Day 1 post-implants. No pain at all to report. No bleeding, no swelling. Just a couple of new gaps to get used to until I get the crowns.
My dentist office was supposed to call me to check on me today. I guess they don’t care. ![]()
mmm
Day 1 post-implants. No pain at all to report. No bleeding, no swelling. Just a couple of new gaps to get used to until I get the crowns.
My dentist office was supposed to call me to check on me today. I guess they don’t care. ![]()
mmm
Good for you. Dr. Thelma prescribes ice cream!
The staff cares, sort of. But it is Friday afternoon.
I still feel twinges from time to time on the second tooth (tooth 14, I believe), which was the one I had done a few years back. That one had been through 2 and a half root canals (one full RC, one second attempted RC, followed by going into the root from the side). This all began in 2004 or so. After the second / third procedures, it finally settled down for a while, then began to bug me again after a few years.
I went back to the dentist, who tried very hard to push me to go back to the endodontist. I flat out REFUSED.
A month or so later, it was gone and the implant placed. Which really allowed things to settle down.
Unfortunately, when they put the crown on, I developed those twinges again, as the spot was now getting pressure again. I think there’s just something hinky (technical term) in the anatomy there.
Make sure they size the crown right. When they put the crown on the tooth, I could feel it pressing against the tooth behind (# 15) - which already had a crown. Two days later, the back tooth’s crown popped off! Apparently the pressure from the new crown weakened the cement.
Dentist reglued it. But flossing was always a problem - shredded the floss most of the time when I tried flossing between 14 and15.
A couple years later, same thing happened.
And late last year, a THIRD time. When I went in to have that reglued, the fricking thing BROKE. Dentist had to do a temporary crown. I was pretty peeved - I pointed out that this was the third time it had happened, and that the crown on #14 had literally never fit well. The dentist wound up waiving the part of the fee for the new crown, that was not covered by insurance.
And I can now floss without problems.
To be fair, sometimes there needs to be a gap - depends on what they think of the state of the jaw at the time of the extraction.
I mentioned earlier that when I had my second one done, before the extraction I discussed with the dentist whether they could do both at once. He said he would not know until he got in there. Since I was going to be sedated, I said that it would be great if he could do them both, but left it up to him to decide at the time.

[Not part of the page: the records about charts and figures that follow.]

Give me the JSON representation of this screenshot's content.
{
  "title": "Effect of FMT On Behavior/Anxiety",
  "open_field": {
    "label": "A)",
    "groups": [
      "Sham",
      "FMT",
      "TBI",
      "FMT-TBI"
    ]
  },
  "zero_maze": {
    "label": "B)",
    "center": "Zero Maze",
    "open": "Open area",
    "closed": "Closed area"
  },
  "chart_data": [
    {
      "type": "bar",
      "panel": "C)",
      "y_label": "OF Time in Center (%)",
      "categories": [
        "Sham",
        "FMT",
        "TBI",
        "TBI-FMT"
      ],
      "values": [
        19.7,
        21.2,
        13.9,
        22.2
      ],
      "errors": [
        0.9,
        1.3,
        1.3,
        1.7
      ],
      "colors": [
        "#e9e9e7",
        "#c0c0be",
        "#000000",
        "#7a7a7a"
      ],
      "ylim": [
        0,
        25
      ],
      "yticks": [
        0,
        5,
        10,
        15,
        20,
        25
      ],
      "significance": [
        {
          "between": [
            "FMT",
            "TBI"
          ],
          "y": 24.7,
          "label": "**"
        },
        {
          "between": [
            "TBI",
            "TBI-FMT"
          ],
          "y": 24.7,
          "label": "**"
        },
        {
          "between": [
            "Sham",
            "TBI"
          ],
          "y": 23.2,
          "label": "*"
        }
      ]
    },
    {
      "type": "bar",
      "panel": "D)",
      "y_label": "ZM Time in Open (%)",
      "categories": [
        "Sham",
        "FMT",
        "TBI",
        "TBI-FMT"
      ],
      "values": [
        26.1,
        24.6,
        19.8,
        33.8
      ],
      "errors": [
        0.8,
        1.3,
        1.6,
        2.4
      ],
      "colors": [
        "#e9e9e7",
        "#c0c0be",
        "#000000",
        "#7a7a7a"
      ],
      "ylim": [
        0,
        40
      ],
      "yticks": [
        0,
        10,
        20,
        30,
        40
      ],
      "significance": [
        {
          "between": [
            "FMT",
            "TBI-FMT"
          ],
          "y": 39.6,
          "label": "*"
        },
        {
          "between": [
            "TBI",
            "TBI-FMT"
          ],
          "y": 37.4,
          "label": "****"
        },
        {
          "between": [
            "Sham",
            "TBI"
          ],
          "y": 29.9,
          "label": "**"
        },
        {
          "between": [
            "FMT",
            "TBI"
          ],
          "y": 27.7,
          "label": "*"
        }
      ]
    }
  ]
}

He was able to do both though it required some bone graft. That had not been needed with the first implant - but that tooth had been gone for a year or more before I decided to go the implant route, so the hole in the jaw had filled in already. My husband’s one implant went the same way (out and in same day).
I was told all my teeth were in bad shape, or would be eventually, so why not have them all taken out and do an implant-slash-bridge, with anchors implanted in dainty dots along my upper and lower jawbones, which would hold two horseshoe-shaped bridges. That would save money over having implants done piecemeal. And I fell for it.

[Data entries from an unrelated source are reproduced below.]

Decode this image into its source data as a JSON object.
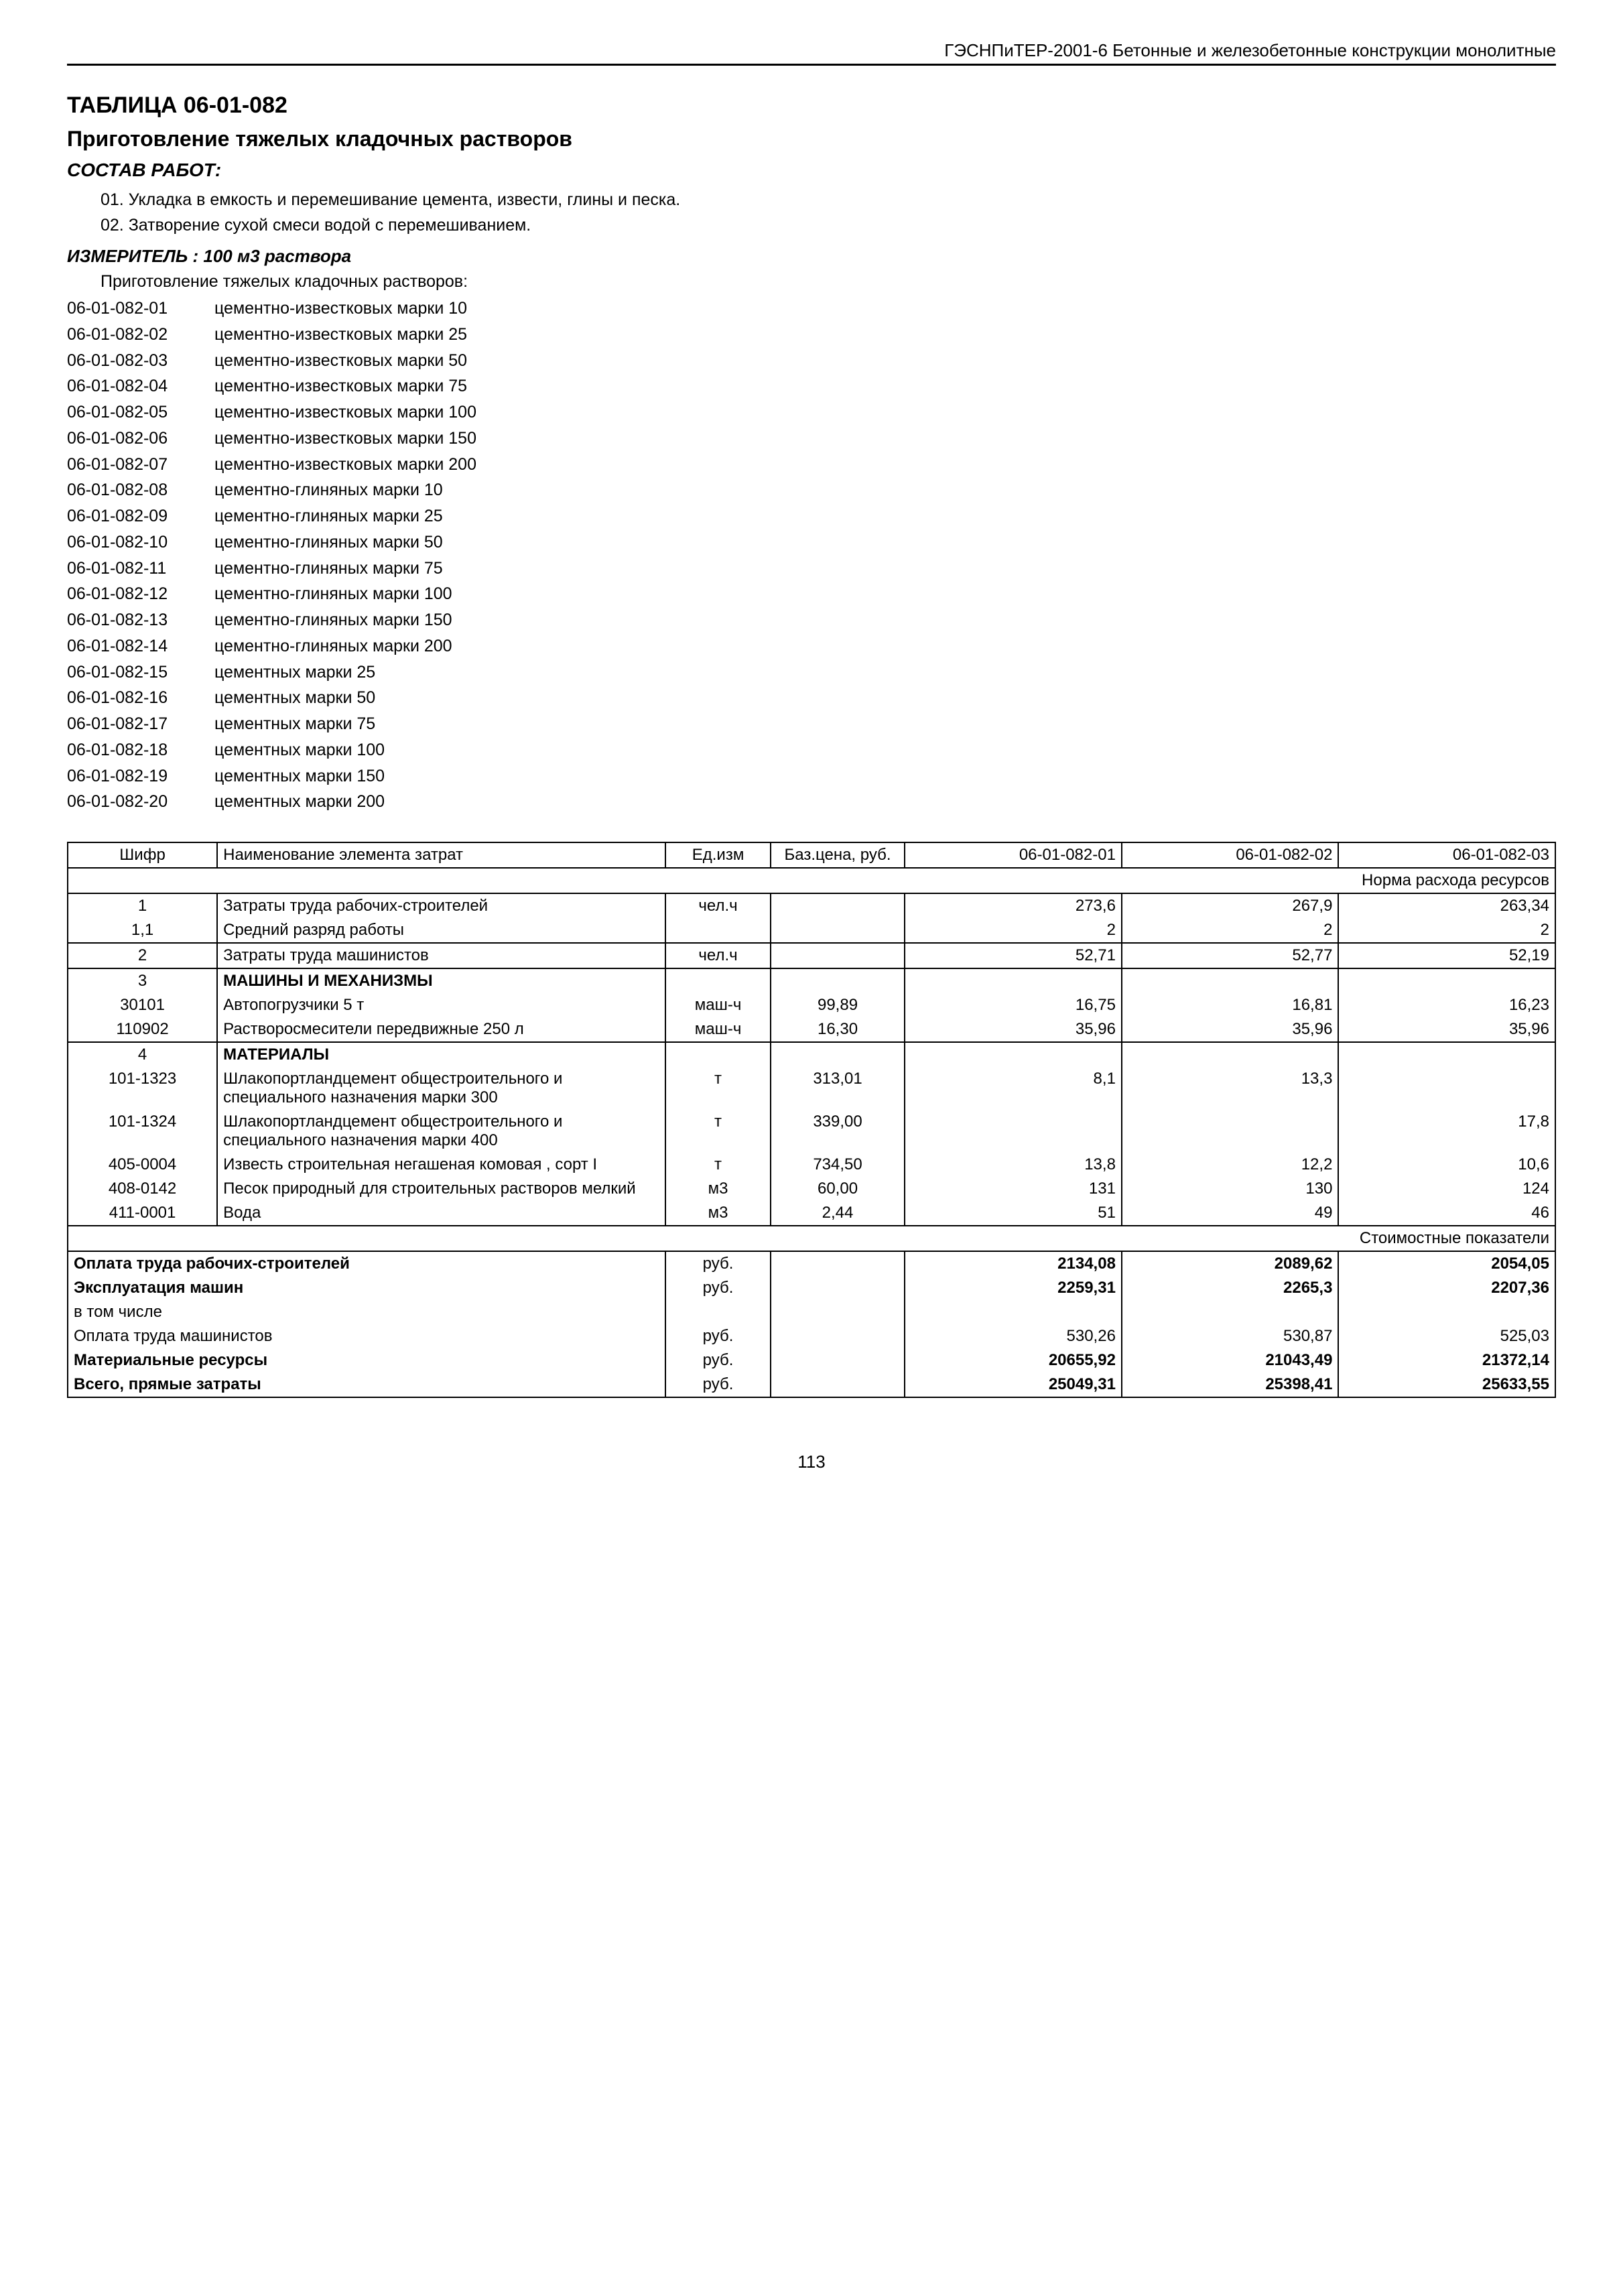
{
  "header": "ГЭСНПиТЕР-2001-6 Бетонные и железобетонные конструкции монолитные",
  "title": "ТАБЛИЦА 06-01-082",
  "subtitle": "Приготовление тяжелых кладочных растворов",
  "section_label": "СОСТАВ РАБОТ:",
  "works": [
    "01. Укладка в емкость и перемешивание цемента, извести, глины и песка.",
    "02. Затворение сухой смеси водой с перемешиванием."
  ],
  "measure": "ИЗМЕРИТЕЛЬ : 100 м3 раствора",
  "list_intro": "Приготовление тяжелых кладочных растворов:",
  "codes": [
    {
      "code": "06-01-082-01",
      "desc": "цементно-известковых марки 10"
    },
    {
      "code": "06-01-082-02",
      "desc": "цементно-известковых марки 25"
    },
    {
      "code": "06-01-082-03",
      "desc": "цементно-известковых марки 50"
    },
    {
      "code": "06-01-082-04",
      "desc": "цементно-известковых марки 75"
    },
    {
      "code": "06-01-082-05",
      "desc": "цементно-известковых марки 100"
    },
    {
      "code": "06-01-082-06",
      "desc": "цементно-известковых марки 150"
    },
    {
      "code": "06-01-082-07",
      "desc": "цементно-известковых марки 200"
    },
    {
      "code": "06-01-082-08",
      "desc": "цементно-глиняных марки 10"
    },
    {
      "code": "06-01-082-09",
      "desc": "цементно-глиняных марки 25"
    },
    {
      "code": "06-01-082-10",
      "desc": "цементно-глиняных марки 50"
    },
    {
      "code": "06-01-082-11",
      "desc": "цементно-глиняных марки 75"
    },
    {
      "code": "06-01-082-12",
      "desc": "цементно-глиняных марки 100"
    },
    {
      "code": "06-01-082-13",
      "desc": "цементно-глиняных марки 150"
    },
    {
      "code": "06-01-082-14",
      "desc": "цементно-глиняных марки 200"
    },
    {
      "code": "06-01-082-15",
      "desc": "цементных марки 25"
    },
    {
      "code": "06-01-082-16",
      "desc": "цементных марки 50"
    },
    {
      "code": "06-01-082-17",
      "desc": "цементных марки 75"
    },
    {
      "code": "06-01-082-18",
      "desc": "цементных марки 100"
    },
    {
      "code": "06-01-082-19",
      "desc": "цементных марки 150"
    },
    {
      "code": "06-01-082-20",
      "desc": "цементных марки 200"
    }
  ],
  "table": {
    "headers": {
      "shifr": "Шифр",
      "name": "Наименование элемента затрат",
      "unit": "Ед.изм",
      "price": "Баз.цена, руб.",
      "c1": "06-01-082-01",
      "c2": "06-01-082-02",
      "c3": "06-01-082-03",
      "norm": "Норма расхода ресурсов"
    },
    "rows": [
      {
        "shifr": "1",
        "name": "Затраты труда рабочих-строителей",
        "unit": "чел.ч",
        "price": "",
        "v1": "273,6",
        "v2": "267,9",
        "v3": "263,34",
        "topline": true
      },
      {
        "shifr": "1,1",
        "name": "Средний разряд работы",
        "unit": "",
        "price": "",
        "v1": "2",
        "v2": "2",
        "v3": "2"
      },
      {
        "shifr": "2",
        "name": "Затраты труда машинистов",
        "unit": "чел.ч",
        "price": "",
        "v1": "52,71",
        "v2": "52,77",
        "v3": "52,19",
        "topline": true,
        "botline": true
      },
      {
        "shifr": "3",
        "name": "МАШИНЫ И МЕХАНИЗМЫ",
        "unit": "",
        "price": "",
        "v1": "",
        "v2": "",
        "v3": "",
        "bold": true,
        "topline": true
      },
      {
        "shifr": "30101",
        "name": "Автопогрузчики 5 т",
        "unit": "маш-ч",
        "price": "99,89",
        "v1": "16,75",
        "v2": "16,81",
        "v3": "16,23"
      },
      {
        "shifr": "110902",
        "name": "Растворосмесители передвижные 250 л",
        "unit": "маш-ч",
        "price": "16,30",
        "v1": "35,96",
        "v2": "35,96",
        "v3": "35,96",
        "botline": true
      },
      {
        "shifr": "4",
        "name": "МАТЕРИАЛЫ",
        "unit": "",
        "price": "",
        "v1": "",
        "v2": "",
        "v3": "",
        "bold": true,
        "topline": true
      },
      {
        "shifr": "101-1323",
        "name": "Шлакопортландцемент общестроительного и специального назначения марки 300",
        "unit": "т",
        "price": "313,01",
        "v1": "8,1",
        "v2": "13,3",
        "v3": ""
      },
      {
        "shifr": "101-1324",
        "name": "Шлакопортландцемент общестроительного и специального назначения марки 400",
        "unit": "т",
        "price": "339,00",
        "v1": "",
        "v2": "",
        "v3": "17,8"
      },
      {
        "shifr": "405-0004",
        "name": "Известь строительная негашеная комовая , сорт I",
        "unit": "т",
        "price": "734,50",
        "v1": "13,8",
        "v2": "12,2",
        "v3": "10,6"
      },
      {
        "shifr": "408-0142",
        "name": "Песок природный для строительных растворов мелкий",
        "unit": "м3",
        "price": "60,00",
        "v1": "131",
        "v2": "130",
        "v3": "124"
      },
      {
        "shifr": "411-0001",
        "name": "Вода",
        "unit": "м3",
        "price": "2,44",
        "v1": "51",
        "v2": "49",
        "v3": "46",
        "botline": true
      }
    ],
    "cost_header": "Стоимостные показатели",
    "cost_rows": [
      {
        "name": "Оплата труда рабочих-строителей",
        "unit": "руб.",
        "v1": "2134,08",
        "v2": "2089,62",
        "v3": "2054,05",
        "bold": true
      },
      {
        "name": "Эксплуатация машин",
        "unit": "руб.",
        "v1": "2259,31",
        "v2": "2265,3",
        "v3": "2207,36",
        "bold": true
      },
      {
        "name": "в том числе",
        "unit": "",
        "v1": "",
        "v2": "",
        "v3": "",
        "bold": false
      },
      {
        "name": "Оплата труда машинистов",
        "unit": "руб.",
        "v1": "530,26",
        "v2": "530,87",
        "v3": "525,03",
        "bold": false
      },
      {
        "name": "Материальные ресурсы",
        "unit": "руб.",
        "v1": "20655,92",
        "v2": "21043,49",
        "v3": "21372,14",
        "bold": true
      },
      {
        "name": "Всего, прямые затраты",
        "unit": "руб.",
        "v1": "25049,31",
        "v2": "25398,41",
        "v3": "25633,55",
        "bold": true
      }
    ]
  },
  "page_num": "113"
}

Multiple extractions that were very unpleasant. Temporary choppers that broke quite often (I eventually started making my own out of Friendly Plastic craft pellets that melt in hot water and are moldable before they cool, and are actually quite strong once they do, because why replace brittle temps with more brittle temps, which came with an implied moral judgment that I ought not to bite so hard.) Each extraction included insertion of dead-guy ground up bone powder that took months to settle in, before they could install the anchors. Finally was ready to receive my perms. First set I got, made from zirconium of some sort (and looking way too perfect like I’m some sort of vain American tourist, which may be true but not what I wanted) broke. They put in more temps, which also broke. Am awaiting new perms. Total time spent, three years and counting. Cost, don’t ask.
The new uppers and lowers feel weird, like if there were a layer of Topps bubble gum, the kind that was a slab that came with baseball cards, inserted between my teeth and my gums. Sort of rubbery, sort of spongy. Getting used to it is hard. I have this urge to clench which is mostly unconscious and hard to stop. But that’s how it’s gonna be from now on.
I can’t imagine that leaving whatever natural teeth I had in place until they absolutely had to go would have been any worse. Wanna trade places?
And here I am fresh from the dentist office with two brand new implants and a smile that I will be more than happy to deploy going forward.
It was a lonnng path (a year and a half since I took the first step) but my day has arrived. The final visit was a little disconcerting - the dentist was cranking on my implants with a torque wrench, no pain but much scary pressure - but all in all not as big an ordeal as I had feared.
I am as happy as a clam at high tide.
Implants: mmm-recommended.
mmm
You’ll need to be careful to clean carefully at the base of the implanted teeth.
Now I just do normal brushing and flossing. My implant tooth was put in 2012.